RUMFORD, Maine — Update: When Covid-19 hit Deluxe DIner was forced to close their doors. The sisters who have owned and run it for more than five years say they were heartbroken to close and put the diner up for sale.
The self-proclaimed home of eggs and insults in Rumford offers customers not only comfort food but colorful conversation as they sit among the 16 stools of the 1928 Worcester Dining Car.
In its more than 90 years in service, the small dining car, that came to Rumford by way of rail in 1929 and settled on a hand-dug basement at 29 Oxford Ave., has seen several owners. Today, Deluxe Diner is now run by sisters Jodie Campbell and Julie Kiley.

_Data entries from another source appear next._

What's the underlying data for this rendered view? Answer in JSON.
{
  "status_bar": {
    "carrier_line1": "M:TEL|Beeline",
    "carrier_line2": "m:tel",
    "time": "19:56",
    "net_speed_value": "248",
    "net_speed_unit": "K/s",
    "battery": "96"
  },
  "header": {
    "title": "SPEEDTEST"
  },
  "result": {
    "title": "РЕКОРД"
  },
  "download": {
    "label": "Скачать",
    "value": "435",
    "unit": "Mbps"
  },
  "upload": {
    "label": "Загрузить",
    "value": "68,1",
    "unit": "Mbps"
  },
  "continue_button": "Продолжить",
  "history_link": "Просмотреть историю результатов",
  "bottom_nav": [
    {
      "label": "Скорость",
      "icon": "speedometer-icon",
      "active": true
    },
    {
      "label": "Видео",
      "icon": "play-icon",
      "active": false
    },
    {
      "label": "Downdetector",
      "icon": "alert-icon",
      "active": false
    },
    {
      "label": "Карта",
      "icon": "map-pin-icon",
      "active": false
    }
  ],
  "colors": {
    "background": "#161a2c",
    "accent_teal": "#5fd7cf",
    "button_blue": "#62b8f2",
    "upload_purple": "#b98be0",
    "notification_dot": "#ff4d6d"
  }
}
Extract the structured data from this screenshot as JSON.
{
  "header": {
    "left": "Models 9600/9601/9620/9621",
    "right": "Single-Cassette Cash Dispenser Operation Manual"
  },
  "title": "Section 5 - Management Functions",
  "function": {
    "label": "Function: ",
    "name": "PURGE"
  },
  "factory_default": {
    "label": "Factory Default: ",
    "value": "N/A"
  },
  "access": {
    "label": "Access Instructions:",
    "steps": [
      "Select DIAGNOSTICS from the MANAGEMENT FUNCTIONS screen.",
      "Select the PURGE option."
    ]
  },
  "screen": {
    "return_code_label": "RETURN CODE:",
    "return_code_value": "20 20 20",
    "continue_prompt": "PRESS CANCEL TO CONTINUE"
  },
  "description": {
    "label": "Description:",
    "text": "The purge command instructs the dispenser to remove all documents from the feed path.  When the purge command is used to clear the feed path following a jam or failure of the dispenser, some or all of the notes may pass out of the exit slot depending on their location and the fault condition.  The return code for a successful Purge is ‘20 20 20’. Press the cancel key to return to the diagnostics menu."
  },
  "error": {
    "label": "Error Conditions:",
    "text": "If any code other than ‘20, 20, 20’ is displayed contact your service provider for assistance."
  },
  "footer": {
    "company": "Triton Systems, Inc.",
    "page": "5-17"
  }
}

It is a tight space with no bathroom, and diners are packed tightly together as they sit at the original marble countertop on swivel stools. It helps that most of them already know each other. They chat and sip coffee as they watch their meal being prepared under the original German silver hood. Julie takes the orders and fills cups of coffee while her sister, Jodie, mans the grill.
Jodie Campbell had lived in Rumford for several years before she even knew the diner existed. A friend brought her to the tucked-away spot near the mill, and after that, Jodie never went anywhere else for breakfast, she says. Julie started working for the previous owners in 2015 and bought the diner three months later, convincing her sister to come along with her. Jodie was worried at first. The grill overwhelmed her as she struggled to cook two meals at a time, and could not talk to anyone while she worked.
"It's all about timing," Jodie says without looking up from the grill where she now can easily toss around five meals at a time and talk to everyone who comes through the sliding door. "Once you get the timing down, it's all cake and pie after that."
Deluxe Diner is open five days a week, Wednesday through Sunday. It opens on weekdays at 5 a.m. and on weekends at 7 a.m.
"I’m kind of a shy chick," Julie says while undertaking her morning routine of baking fresh bread among other prep work. Over the last five years, she says she's come out of her shell quite a bit. But what she lacks in boldness, her sister, Jodie, makes up for in spades. Most mornings, Jodie weaves a fast-paced dance behind the grill, never leaving a five-foot radius. As she cooks, the sisters shout welcomes to everyone who comes in the door. Most are locals and regulars.
Some, like 81-year-old Don Ducas, or "Dukie," comes into the diner every morning. He's a legend in the small dining car and teases his buddy sitting next to him for talking too much to the camera. "If you don't like it, don't come in here," he says with a grin. But you know he's serious.
"They're very nice girls," Ducas says of the current owners. If he doesn't show up for breakfast for more than two days, the sisters give him a call to make sure he's okay, as they do for several other customers when they haven't seen them.
"We care about them. We love our customers and they care about us, too. As much as we give to them, they give back to us tenfold. They really, really do," says Julie.
"These small towns in Maine, there is only three places of higher learning, right?" says early bird customer Chuckie Arbor as he waits for his omelet and homefries. "The library, the barbershop, and the diner. My library card expired years ago. As you can see, I don't frequent the barbershop," he says as he pulls his beanie down to reveal a completely bald head. "If you want to learn anything, you have to come here. It's just the way it is."
Just the way it is, and hopefully just the way it will continue to be. Julie and Jodie say they feel a sense of pride to be carrying on the tradition of running one of Maine's oldest diners.
"There have been a lot of asses in those seats and we love that... I know everybody’s name that’s in this place right now, and that makes me feel really good," Jodie says as she looks at her customers. "It’s a real sense of community and friendship."